Question

A non-relativistic proton beam passes without deviation through a region of space where there are uniform transverse mutually perpendicular electric and magnetic field with $E = 120kV{m^{ - 1}}$ and $B = 50mT$.Then the beam strikes the ground target. Find the force imparted by the beam on the target if the beam current is equal to $i = 0.8 \times {10^{ - 3}}A.$
(Mass of protons = $1.67 \times {10^{ - 27}}kg$)

Answer 1

Hint: Electric field is caused by stationary charges and magnetic fields are caused by moving electric charges.
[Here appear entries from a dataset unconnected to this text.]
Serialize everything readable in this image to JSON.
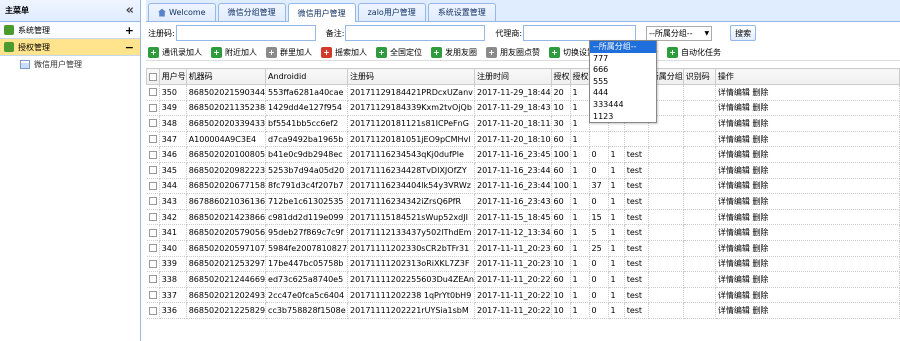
{
  "sidebar": {
    "title": "主菜单",
    "collapse_glyph": "«",
    "groups": [
      {
        "label": "系统管理",
        "toggle": "+"
      },
      {
        "label": "授权管理",
        "toggle": "−"
      }
    ],
    "items": [
      {
        "label": "微信用户管理"
      }
    ]
  },
  "tabs": [
    {
      "label": "Welcome"
    },
    {
      "label": "微信分组管理"
    },
    {
      "label": "微信用户管理"
    },
    {
      "label": "zalo用户管理"
    },
    {
      "label": "系统设置管理"
    }
  ],
  "filters": {
    "reg_label": "注册码:",
    "note_label": "备注:",
    "agent_label": "代理商:",
    "group_selected": "--所属分组--",
    "search_label": "搜索"
  },
  "toolbar": [
    {
      "label": "通讯录加人",
      "color": "#2e9b3c"
    },
    {
      "label": "附近加人",
      "color": "#2e9b3c"
    },
    {
      "label": "群里加人",
      "color": "#8a8a8a"
    },
    {
      "label": "摇索加人",
      "color": "#d23b2b"
    },
    {
      "label": "全国定位",
      "color": "#2e9b3c"
    },
    {
      "label": "发朋友圈",
      "color": "#2e9b3c"
    },
    {
      "label": "朋友圈点赞",
      "color": "#8a8a8a"
    },
    {
      "label": "切换设置",
      "color": "#2e9b3c"
    },
    {
      "label": "下一个账号",
      "color": "#d23b2b"
    },
    {
      "label": "自动化任务",
      "color": "#2e9b3c"
    }
  ],
  "columns": [
    "用户号",
    "机器码",
    "Androidid",
    "注册码",
    "注册时间",
    "授权",
    "授权",
    "是否",
    "",
    "",
    "所属分组",
    "识别码",
    "操作"
  ],
  "rows": [
    [
      "350",
      "868502021590344",
      "553ffa6281a40cae",
      "20171129184421PRDcxUZanv",
      "2017-11-29_18:44",
      "20",
      "1",
      "",
      "",
      "",
      "",
      "",
      "详情编辑 删除"
    ],
    [
      "349",
      "868502021135238",
      "1429dd4e127f954",
      "20171129184339Kxm2tvOjQb",
      "2017-11-29_18:43",
      "10",
      "1",
      "",
      "",
      "",
      "",
      "",
      "详情编辑 删除"
    ],
    [
      "348",
      "868502020339433",
      "bf5541bb5cc6ef2",
      "20171120181121s81ICPeFnG",
      "2017-11-20_18:11",
      "30",
      "1",
      "",
      "",
      "",
      "",
      "",
      "详情编辑 删除"
    ],
    [
      "347",
      "A100004A9C3E4",
      "d7ca9492ba1965b",
      "20171120181051jEO9pCMHvl",
      "2017-11-20_18:10",
      "60",
      "1",
      "",
      "",
      "",
      "",
      "",
      "详情编辑 删除"
    ],
    [
      "346",
      "868502020100805",
      "b41e0c9db2948ec",
      "20171116234543qKj0dufPle",
      "2017-11-16_23:45",
      "100",
      "1",
      "0",
      "1",
      "test",
      "",
      "",
      "详情编辑 删除"
    ],
    [
      "345",
      "868502020982223",
      "5253b7d94a05d20",
      "20171116234428TvDIXJOfZY",
      "2017-11-16_23:44",
      "60",
      "1",
      "0",
      "1",
      "test",
      "",
      "",
      "详情编辑 删除"
    ],
    [
      "344",
      "868502020677158",
      "8fc791d3c4f207b7",
      "20171116234404lk54y3VRWz",
      "2017-11-16_23:44",
      "100",
      "1",
      "37",
      "1",
      "test",
      "",
      "",
      "详情编辑 删除"
    ],
    [
      "343",
      "867886021036136",
      "712be1c61302535",
      "20171116234342iZrsQ6PfR",
      "2017-11-16_23:43",
      "60",
      "1",
      "0",
      "1",
      "test",
      "",
      "",
      "详情编辑 删除"
    ],
    [
      "342",
      "868502021423866",
      "c981dd2d119e099",
      "20171115184521sWup52xdJI",
      "2017-11-15_18:45",
      "60",
      "1",
      "15",
      "1",
      "test",
      "",
      "",
      "详情编辑 删除"
    ],
    [
      "341",
      "868502020579056",
      "95deb27f869c7c9f",
      "20171112133437y502lThdEm",
      "2017-11-12_13:34",
      "60",
      "1",
      "5",
      "1",
      "test",
      "",
      "",
      "详情编辑 删除"
    ],
    [
      "340",
      "868502020597107",
      "5984fe2007810827",
      "20171111202330sCR2bTFr31",
      "2017-11-11_20:23",
      "60",
      "1",
      "25",
      "1",
      "test",
      "",
      "",
      "详情编辑 删除"
    ],
    [
      "339",
      "868502021253297",
      "17be447bc05758b",
      "20171111202313oRiXKL7Z3F",
      "2017-11-11_20:23",
      "10",
      "1",
      "0",
      "1",
      "test",
      "",
      "",
      "详情编辑 删除"
    ],
    [
      "338",
      "868502021244669",
      "ed73c625a8740e5",
      "20171111202255603Du4ZEAn",
      "2017-11-11_20:22",
      "60",
      "1",
      "0",
      "1",
      "test",
      "",
      "",
      "详情编辑 删除"
    ],
    [
      "337",
      "868502021202493",
      "2cc47e0fca5c6404",
      "20171111202238 1qPrYt0bH9",
      "2017-11-11_20:22",
      "10",
      "1",
      "0",
      "1",
      "test",
      "",
      "",
      "详情编辑 删除"
    ],
    [
      "336",
      "868502021225829",
      "cc3b758828f1508e",
      "20171111202221rUYSia1sbM",
      "2017-11-11_20:22",
      "10",
      "1",
      "0",
      "1",
      "test",
      "",
      "",
      "详情编辑 删除"
    ]
  ],
  "group_options": [
    "--所属分组--",
    "777",
    "666",
    "555",
    "444",
    "333444",
    "1123"
  ]
}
Stationary charges cause electric fields. Since a non-relativistic proton beam passes without deviation through a region of space, we can say that force due to magnetic field equals force due to electric field. Then we must calculate the number of photons in the beam. Determine the force imparted by the beam by applying the given data.

Formula used:
$v = \dfrac{E}{B}\left( {m{s^{ - 1}}} \right)$
$i = ne\left( A \right)$
$F = nmv\left( N \right)$
Where $v$ is the velocity of the beam, $E$ is the electric field, $B$ is the magnetic field, $i$ is the current, $n$ is the number of photons, $m$ is the mass of photons.

Complete step by step answer:
A magnetic field induces electric charges movement producing electric current.
The condition for a non-relativistic proton beam passes without deviation through a region of space is ${F_e} = {F_B}$
$eE = eBv$
Since $\left( {{F_e} = eE,{F_B} = eBv} \right)$
We will get,
$v = \dfrac{E}{B}$
$ \Rightarrow \dfrac{{120 \times {{10}^3}}}{{50 \times {{10}^{ - 3}}}}$
On simplification we get.
$ \Rightarrow 2.4 \times {10^{{6^{}}}}m/s$
Here the number of protons striking per second be \[n\], then we can write it as,
$n = \dfrac{{0.8 \times {{10}^{ - 3}}}}{{1.6 \times {{10}^{ - 19}}}}$
$n = 15 \times {10^{{{15}^{}}}}{s^{ - 1}}$
Where charge of an electron e is $1.6 \times {10^{ - 19}}coulomb$.
Force imparted by the beam = rate of change in momentum
$F = nmv$
Putting the values we get,
$F = 5 \times {10^{{{15}^{}}}} \times 1.67 \times {10^{ - 27}} \times 2.4 \times {10^6}$
On doing some simplification we get, $F = 2 \times {10^{ - 5}}N.$

Note: Magnetic field and Electric field are always perpendicular to each other and perpendicular to the direction of propagation. Electromagnetic waves contain both electric and magnetic field waves. The electromagnetic waves oscillate in perpendicular planes with respect to each other and are in phase. Force is the rate of change of momentum.